Products of Gaussian stochastic process variables In the classic experimental physics text "Statistical Theory of Signal Detection" by Carl. W. Helstrom, Chapter II, section 4 concerns Gaussian Stochastic Processes. Such a process is observed at times $t_1, t_2, t_3, ... t_n$ to obtain $n$ random variables $x_1, x_2, x_3, ... x_n$, then the probability density for the $n$ variables is of the form:
$$p_n(x_1,t_1; x_2,t_2; ...; x_n,t_n) = M_n\;\exp(-0.5\Sigma_j\Sigma_k\mu_{jk}x_jx_k).$$
where $\mu_{jk}$ is a positive definite matrix and $M_n$ is a normalization constant to give unit probability when you integrate over all possible values:
$$M_n = (2\pi)^{-n/2}\;|\;\textrm{det}\;\mu|^{0.5},$$
where $\mu$ is the determinant of the matrix $\mu_{jk}$. We assume that the expected values are all zero: $E(x_k)=0$.
He notes that the expected value of the product of any odd number of $x_j$ is zero (which seems to follow from symmetry), and gives a formula for the expected value of a product of even numbers of variables. We define $\phi_{jk}$ as:
$$\phi_{jk} = E(x_jx_k).$$
He then notes that:
$$E(x_1x_2x_3x_4) = \phi_{12}\phi_{34} + \phi_{13}\phi_{24} + \phi_{14}\phi_{23}.$$
Is there a simple proof? And is there a simple proof that relates to the methods of quantum mechanics / quantum field theory?
 A: Yes, it is simple to prove using moment generating functions.  And yes, the mathematics is very closely related to that of quantum field theory. 
You compute $G(j) = <exp(\sum j_i x_i)>$ where each $j_i$ is a "source" for the corresponding $x_i$.  This is easily shown to be something like $G(j) = exp(\sum j_i \mu_{ij}^{-1} j_j)$ To get expectation values you then take $ <x_i x_j ...> = \frac{\partial}{\partial j_i} \frac{\partial}{\partial j_j} ... G(j)|_{j=0}$ .  The rest follows simply. In particular, you can see how the variables must be grouped in pairs to get a nonzero results when you set $j=0$ after taking derivatives. You essentially have a Feynman expansion of a non-interacting 0-dimensional field theory.
This is covered nicely in Zee's "Quantum Field Theory in a Nutshell", where  it is a simple application of what he calls the "central identity of quantum field theory"
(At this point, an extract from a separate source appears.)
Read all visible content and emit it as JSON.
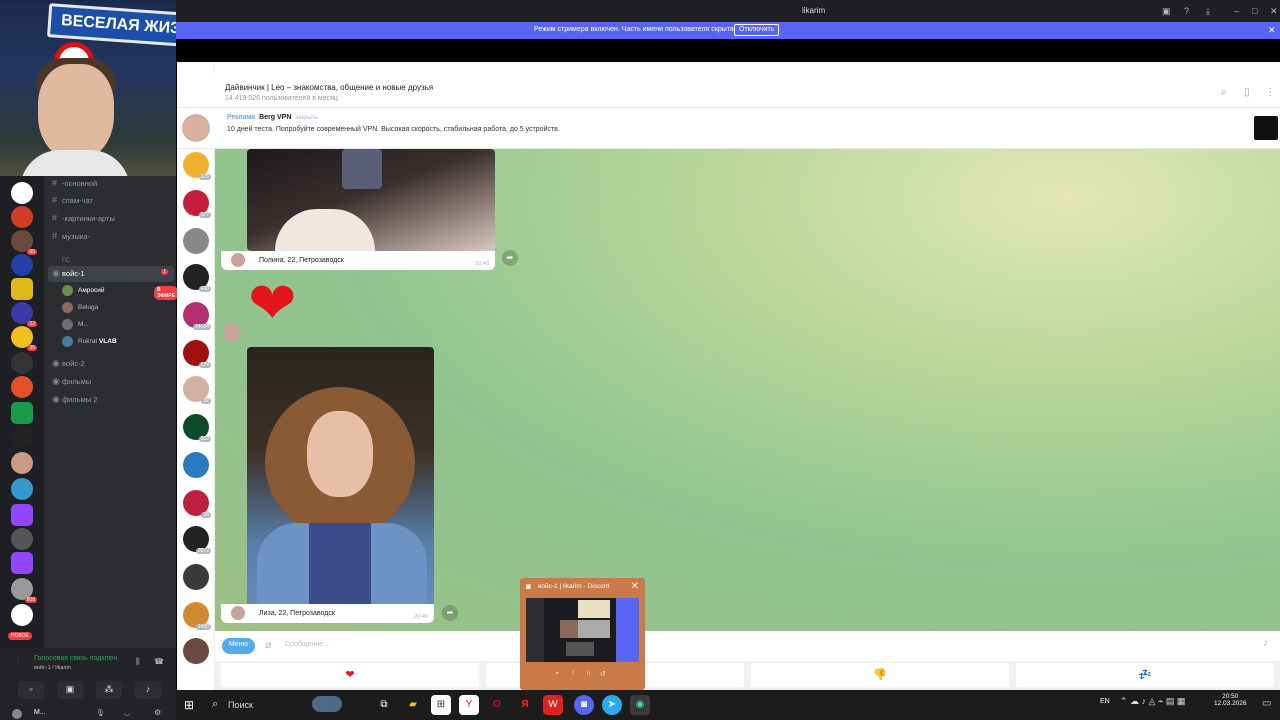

A: This might be slightly late, but I just wanted to slightly touch on a few more things.
For the Gaussian case, there is a very nice theorem on reducing high-order derivatives to a combinatorics problem (this can be done via relating the moments of the random variables and their corresponding cumulants): Wick's theorem. There's a also a generalization of this theorem known as the Isserlis' theorem. These techniques arise in perturbative QFT.